Un phénomène documenté par des équipes de l’University College London et l’Université du Kent dans une étude édifiante, mais surtout inquiétante. Après cinq jours d’utilisation, les chercheurs ont remarqué que l’algorithme TikTok vantait quatre fois plus de vidéos au contenu misogyne, comprenant l’objectivation, le harcèlement sexuel ou le discrédit des femmes, passant de 13 % des vidéos recommandées à 56 %. Et la DJ a été la victime malgré elle de ces robots à l’esprit mal placé, alors qu’elle voulait juste exercer son métier.
Les femmes DJ réduites à leur physique
Sur l’estrade des boîtes de nuit ou à l’affiche des clubs sélectifs, les femmes s’imposent de plus en plus. Elles représentent environ 25 % des line-up de festivals et 10 % des artistes bookés par les clubs les plus réputés. Ce job noctambule, qui se pratique sous des néons ou des fumées colorées, se féminise lentement.
Si les femmes ont tardé à occuper la scène électro c’est peut-être parce que ce monde désinhibé leur est hostile. Dans ces lieux où ces mesdames doivent couvrir leur verre au même titre que leur silhouette et ont le sentiment d’être des proies dans une cage aux lions, difficile de se déhancher sereinement.

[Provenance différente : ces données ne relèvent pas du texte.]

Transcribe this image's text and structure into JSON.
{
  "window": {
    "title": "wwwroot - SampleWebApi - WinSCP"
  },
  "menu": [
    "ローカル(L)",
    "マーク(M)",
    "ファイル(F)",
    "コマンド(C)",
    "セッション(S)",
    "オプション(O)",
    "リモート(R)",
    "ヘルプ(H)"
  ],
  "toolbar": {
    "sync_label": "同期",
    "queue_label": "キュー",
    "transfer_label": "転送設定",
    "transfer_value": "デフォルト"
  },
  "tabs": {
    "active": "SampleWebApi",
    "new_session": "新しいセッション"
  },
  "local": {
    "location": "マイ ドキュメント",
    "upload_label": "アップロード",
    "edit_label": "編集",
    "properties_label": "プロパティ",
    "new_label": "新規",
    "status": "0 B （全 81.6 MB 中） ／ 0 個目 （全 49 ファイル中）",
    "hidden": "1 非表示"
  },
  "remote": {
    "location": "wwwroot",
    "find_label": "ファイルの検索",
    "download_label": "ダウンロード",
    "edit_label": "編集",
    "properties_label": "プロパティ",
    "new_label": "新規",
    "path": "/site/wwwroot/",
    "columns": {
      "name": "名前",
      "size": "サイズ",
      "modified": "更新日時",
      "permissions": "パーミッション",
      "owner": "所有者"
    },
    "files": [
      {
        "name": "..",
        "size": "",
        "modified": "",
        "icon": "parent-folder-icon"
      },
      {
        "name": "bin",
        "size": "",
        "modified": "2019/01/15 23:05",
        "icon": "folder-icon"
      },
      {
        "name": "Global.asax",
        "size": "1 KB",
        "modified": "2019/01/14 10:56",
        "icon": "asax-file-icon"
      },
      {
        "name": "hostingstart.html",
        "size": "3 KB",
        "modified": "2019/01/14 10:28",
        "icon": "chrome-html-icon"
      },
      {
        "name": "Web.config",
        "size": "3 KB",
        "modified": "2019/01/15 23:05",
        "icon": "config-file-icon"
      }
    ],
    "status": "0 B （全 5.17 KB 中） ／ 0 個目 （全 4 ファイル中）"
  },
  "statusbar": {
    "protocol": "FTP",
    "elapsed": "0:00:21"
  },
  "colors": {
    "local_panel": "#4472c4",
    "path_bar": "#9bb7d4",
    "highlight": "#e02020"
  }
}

Les femmes DJ, qui œuvrent dans la lumière des projecteurs et qui mettent l’ambiance dans la fosse, doivent sans cesse faire leur preuve et subissent des gestes déplacés en coulisse. Entre les vigiles qui rejettent en bloc leur titre, les clients masculins qui imposent une véritable dictature musicale ou ceux qui pensent la DJ acquise à cause d’une mini jupe portée sous 35°C, les figures féminines de la nuit passent soit pour des « gogo danceuses », soit pour des amatrices.
Pire, elles sont la cible de comportements punis par la loi. En 2023, elles ont brisé le silence derrière un hashtag qui sonne comme un refrain familier, le #MeTooDJ. La Française Paloma Colombe se servait alors d’Instagram comme d’un mégaphone. Dans une publication assourdissante, elle révélait les abus subis au cours d’un concert à Paris de la part du public et des techniciens.
Finalement, ce que « Two Face » vit dans sa vidéo n’est qu’un bref extrait de ce que les femmes de son rang endurent à chaque prestation. C’est également le reflet d’une société hypocrite qui incrimine celles qui portent des tenues courtes, mais qui ne se gêne pas pour s’affamer devant.